So the fried chicken and fries (complete with wasabi mayonnaise…mmmm) were delicious, but we could not deny ourselves the quintessential Singapore experience—the hawker stalls.
After a wonderful day at the zoo, we proceeded to the Maxwell Food Centre. These food centers (also called hawker stalls, sometimes food lofts…they have lots of different names) feature a vast array of different street foods at very reasonable prices. They are basically food courts on steroids. There is no master plan to these facilities, fruit smoothies can be found next to pork dishes, desserts next to noodles.
We overordered as usual: Hainanese Chicken Rice, Singapore’s signature dish and enjoyed it with a variety of lovely condiments. We had other singapore must-haves (glutinous fried carrot cake, char kway teow noodles with cockles) and followed that up with a dessert featuring deep fried bananas (yum), deep fried jackfruit (meh), and an iced dessert of grass jelly (bleh), longan and the infamous durian. For those who don’t know durian, it is commonly summed up in one phrase – “Tastes like heaven, smells like hell.” Truthfully, we found neither to be quite the case. Durian does smell slightly like aging onions, but it is not hell exactly. It is considerably better than how it is usually described, that is, as smelling like stinky socks. And the taste…well, it’s pretty good. But heaven? Perhaps not. It is, however, texturally very unique for a fruit—durian is custardy and quite smooth. It’s almost alien; one might expect to find the odd durian in the center of a crop circle or on the roof of a tract home in the Midwest.
The next day we visited the Singapore Botanic Gardens. Like the zoo, Singapore should be very proud of this—it was easily the most spectacular thing we saw in Singapore, food or no food.
Because of the walking involved, we opted for a wheelchair for Bel, and David I burned off our durian dessert pushing her around the many winding trails.
(Remember the 90° heat and the 80% humidity?)

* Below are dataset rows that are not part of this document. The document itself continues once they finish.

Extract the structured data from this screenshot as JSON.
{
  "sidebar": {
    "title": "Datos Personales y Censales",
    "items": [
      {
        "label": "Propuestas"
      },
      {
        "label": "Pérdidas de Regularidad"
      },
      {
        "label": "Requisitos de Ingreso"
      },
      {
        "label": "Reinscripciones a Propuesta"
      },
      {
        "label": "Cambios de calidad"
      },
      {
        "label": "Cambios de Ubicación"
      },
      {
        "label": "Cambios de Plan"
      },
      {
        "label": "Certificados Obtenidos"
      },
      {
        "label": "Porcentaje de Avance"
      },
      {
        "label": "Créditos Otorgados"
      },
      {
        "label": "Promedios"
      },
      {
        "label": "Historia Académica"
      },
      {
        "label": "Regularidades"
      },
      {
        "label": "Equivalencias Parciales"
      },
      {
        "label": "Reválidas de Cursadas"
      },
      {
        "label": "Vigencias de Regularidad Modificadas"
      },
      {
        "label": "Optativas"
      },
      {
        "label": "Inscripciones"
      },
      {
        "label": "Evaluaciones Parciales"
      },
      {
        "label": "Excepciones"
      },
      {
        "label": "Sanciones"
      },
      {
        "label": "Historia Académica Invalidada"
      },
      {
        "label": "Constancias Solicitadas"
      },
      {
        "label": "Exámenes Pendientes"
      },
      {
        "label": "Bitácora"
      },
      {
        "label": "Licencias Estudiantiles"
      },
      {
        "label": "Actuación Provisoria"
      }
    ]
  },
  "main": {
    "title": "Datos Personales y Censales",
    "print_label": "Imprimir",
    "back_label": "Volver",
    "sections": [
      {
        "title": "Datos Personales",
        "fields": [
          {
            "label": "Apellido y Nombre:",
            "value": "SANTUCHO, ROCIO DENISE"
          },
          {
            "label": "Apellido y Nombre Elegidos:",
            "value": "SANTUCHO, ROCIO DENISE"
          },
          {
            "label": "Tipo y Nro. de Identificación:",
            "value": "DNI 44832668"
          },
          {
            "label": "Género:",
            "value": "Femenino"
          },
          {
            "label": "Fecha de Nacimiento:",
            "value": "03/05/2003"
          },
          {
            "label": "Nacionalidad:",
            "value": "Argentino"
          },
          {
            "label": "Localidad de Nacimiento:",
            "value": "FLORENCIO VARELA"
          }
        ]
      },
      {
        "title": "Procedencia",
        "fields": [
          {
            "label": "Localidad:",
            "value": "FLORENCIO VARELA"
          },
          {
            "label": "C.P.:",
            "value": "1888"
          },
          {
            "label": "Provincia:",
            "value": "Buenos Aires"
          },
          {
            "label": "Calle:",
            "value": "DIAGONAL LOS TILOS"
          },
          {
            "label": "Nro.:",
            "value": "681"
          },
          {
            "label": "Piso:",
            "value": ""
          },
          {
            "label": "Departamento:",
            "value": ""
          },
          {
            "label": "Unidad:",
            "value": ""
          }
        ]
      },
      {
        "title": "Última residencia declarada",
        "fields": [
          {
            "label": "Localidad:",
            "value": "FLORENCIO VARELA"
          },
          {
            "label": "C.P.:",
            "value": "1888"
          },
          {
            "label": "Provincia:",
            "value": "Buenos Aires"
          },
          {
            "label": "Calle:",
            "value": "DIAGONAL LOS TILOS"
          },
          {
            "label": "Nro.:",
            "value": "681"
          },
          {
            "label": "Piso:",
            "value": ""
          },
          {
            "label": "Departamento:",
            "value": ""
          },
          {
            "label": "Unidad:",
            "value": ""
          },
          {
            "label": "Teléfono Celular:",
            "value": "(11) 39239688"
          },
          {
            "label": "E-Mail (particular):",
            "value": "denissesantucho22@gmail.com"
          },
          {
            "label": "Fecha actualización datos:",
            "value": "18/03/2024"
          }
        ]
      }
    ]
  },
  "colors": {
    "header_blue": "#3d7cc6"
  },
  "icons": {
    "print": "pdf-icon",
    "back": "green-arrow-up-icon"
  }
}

So basically we’re courting heatstroke.
But back to the gardens:
There are waterfalls, man-made lakes, vast rain forest sections, vast bamboo forests, vast mangrove swamp sections, whole sections devoted to bromeliads, whole sections devoted to heliconia…

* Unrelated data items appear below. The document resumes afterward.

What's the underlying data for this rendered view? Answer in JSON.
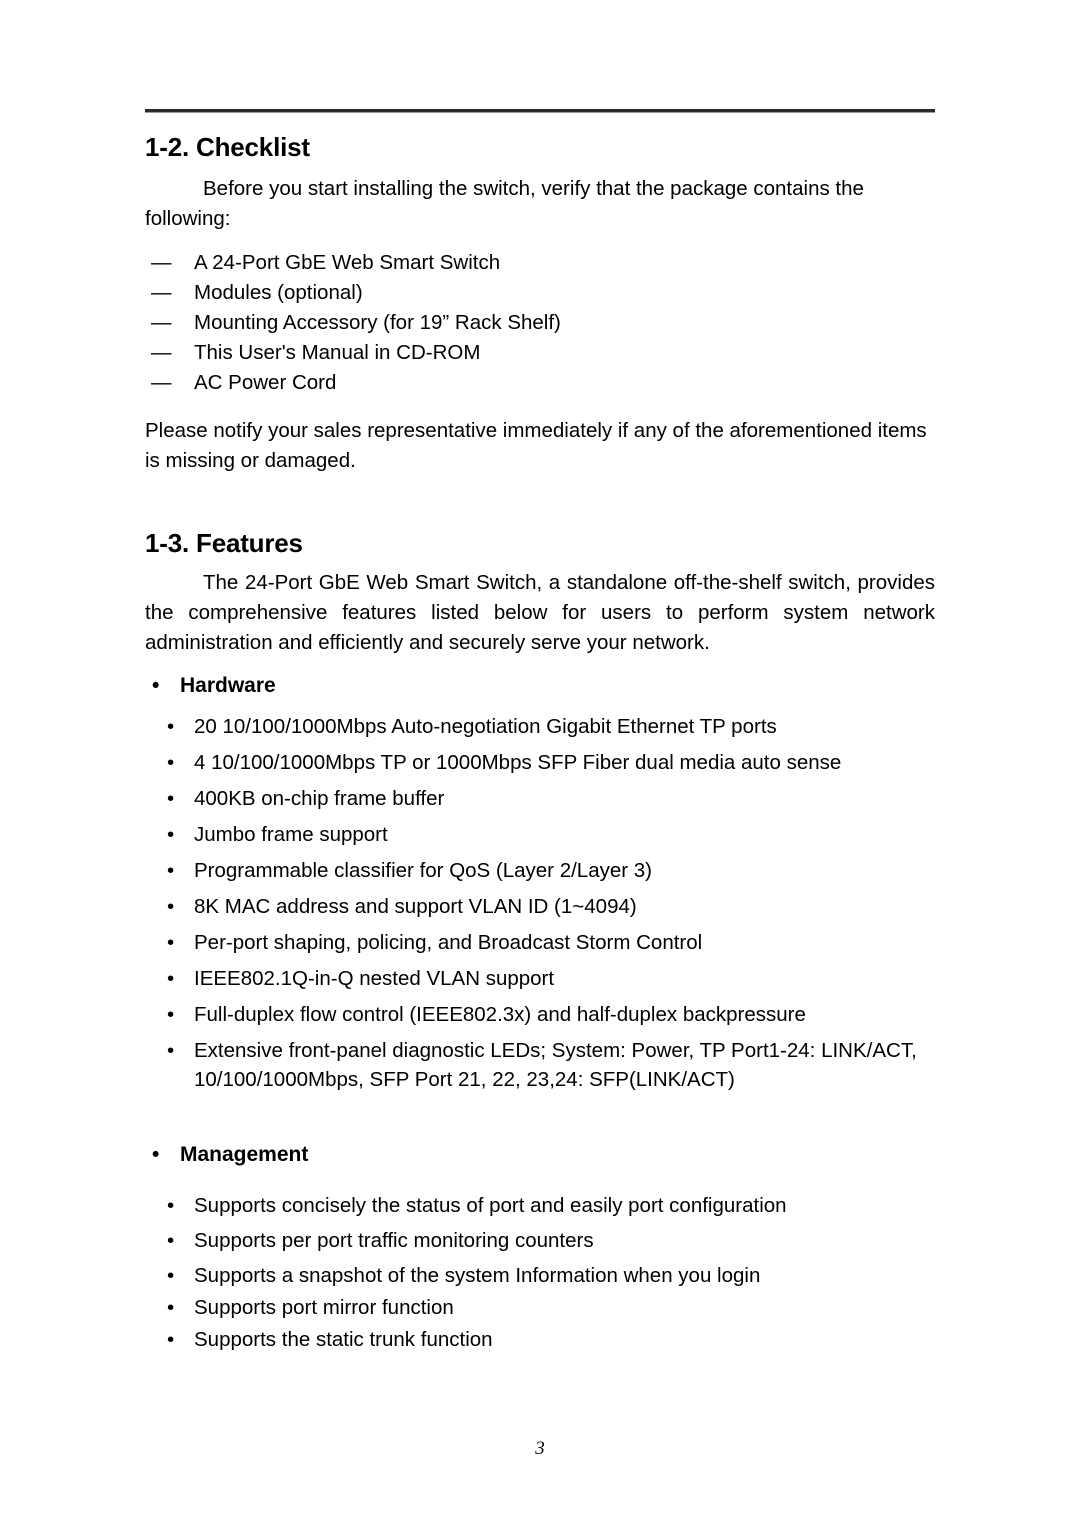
{
  "document": {
    "page_number": "3"
  },
  "sections": {
    "checklist": {
      "heading": "1-2. Checklist",
      "intro": "Before you start installing the switch, verify that the package contains the following:",
      "items": [
        "A 24-Port GbE Web Smart Switch",
        "Modules (optional)",
        "Mounting Accessory (for 19” Rack Shelf)",
        "This User's Manual in CD-ROM",
        "AC Power Cord"
      ],
      "dash_glyph": "—",
      "note": "Please notify your sales representative immediately if any of the aforementioned items is missing or damaged."
    },
    "features": {
      "heading": "1-3. Features",
      "intro": "The 24-Port GbE Web Smart Switch, a standalone off-the-shelf switch, provides the comprehensive features listed below for users to perform system network administration and efficiently and securely serve your network.",
      "bullet_glyph": "•",
      "hardware": {
        "heading": "Hardware",
        "items": [
          "20 10/100/1000Mbps Auto-negotiation Gigabit Ethernet TP ports",
          "4 10/100/1000Mbps TP or 1000Mbps SFP Fiber dual media auto sense",
          "400KB on-chip frame buffer",
          "Jumbo frame support",
          "Programmable classifier for QoS (Layer 2/Layer 3)",
          "8K MAC address and support VLAN ID (1~4094)",
          "Per-port shaping, policing, and Broadcast Storm Control",
          "IEEE802.1Q-in-Q nested VLAN support",
          "Full-duplex flow control (IEEE802.3x) and half-duplex backpressure",
          "Extensive front-panel diagnostic LEDs; System: Power, TP Port1-24:  LINK/ACT, 10/100/1000Mbps, SFP Port 21, 22, 23,24: SFP(LINK/ACT)"
        ]
      },
      "management": {
        "heading": "Management",
        "items": [
          "Supports concisely the status of port and easily port configuration",
          "Supports per port traffic monitoring counters",
          "Supports a snapshot of the system Information when you login",
          "Supports port mirror function",
          "Supports the static trunk function"
        ]
      }
    }
  }
}
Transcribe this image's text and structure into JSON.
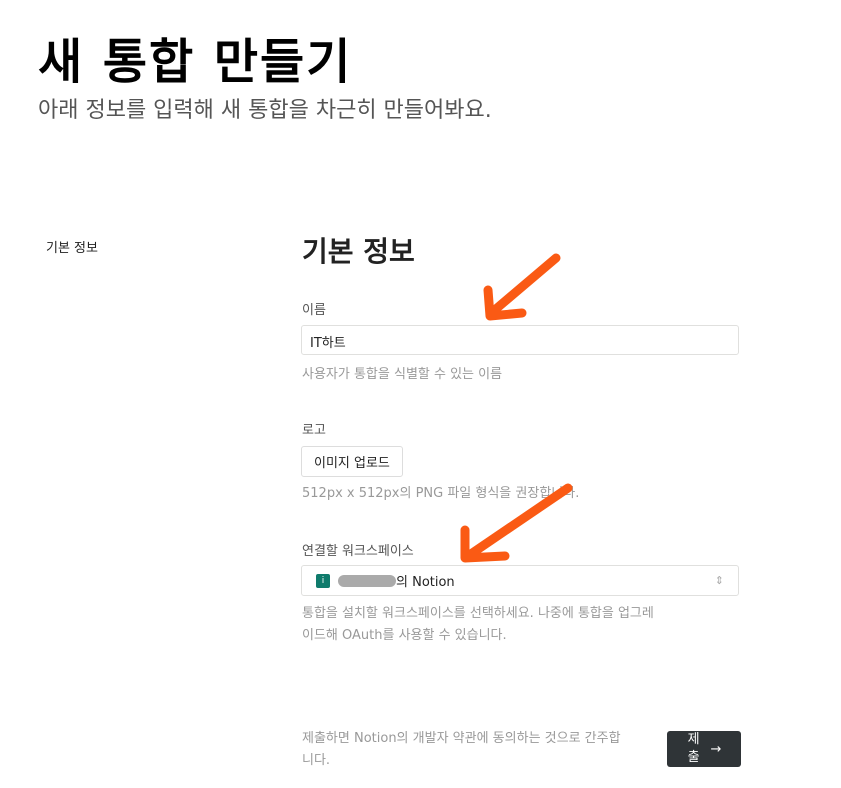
{
  "header": {
    "title": "새 통합 만들기",
    "subtitle": "아래 정보를 입력해 새 통합을 차근히 만들어봐요."
  },
  "sidebar": {
    "section": "기본 정보"
  },
  "form": {
    "section_title": "기본 정보",
    "name": {
      "label": "이름",
      "value": "IT하트",
      "hint": "사용자가 통합을 식별할 수 있는 이름"
    },
    "logo": {
      "label": "로고",
      "button": "이미지 업로드",
      "hint": "512px x 512px의 PNG 파일 형식을 권장합니다."
    },
    "workspace": {
      "label": "연결할 워크스페이스",
      "icon_letter": "i",
      "value_suffix": "의 Notion",
      "hint_line1": "통합을 설치할 워크스페이스를 선택하세요. 나중에 통합을 업그레",
      "hint_line2": "이드해 OAuth를 사용할 수 있습니다."
    }
  },
  "footer": {
    "terms_prefix": "제출하면 Notion의 ",
    "terms_link": "개발자 약관",
    "terms_suffix": "에 동의하는 것으로 간주합니다.",
    "submit": "제출"
  },
  "colors": {
    "annotation_arrow": "#fa5a14",
    "submit_bg": "#2f3437",
    "workspace_icon": "#0f7b6c"
  }
}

You get the idea, I think.
The indisputable highlight of the Botanic Gardens is the National Orchid Garden.
It features over 30 million species of orchids.
Okay maybe that’s an exaggeration. Would you believe 3 million?
Still a little high, perhaps. I think the number is closer to 60,000 species of orchids. It was a bit overwhelming, but lovely.
There were white ones and pink ones and white and pink ones and hybrids and orchids named after celebrities.
Had there been an Eva Gabor orchid, it might have found its way into my pocket by accident. There were also these fabulous orchid archways that made you feel like the most blushing bride on her big day.
Bel, a longtime orchid fan, was in heaven. We even made a little squirrel friend who was kind enough to pose for some photos. And a little birdie. Oh, and some bugs agreed to a face off on camera.
After such an exhaustive horticultural morning (remember what Dorothy Parker said: “You can lead a horticulture, but you can’t make her think.”), it was time for a lovely, refreshing lunch. Happily, there just happens to be an excellent French restaurant in the middle of the gardens. Chilled Jerusalem artichoke soup with avruga herring caviar?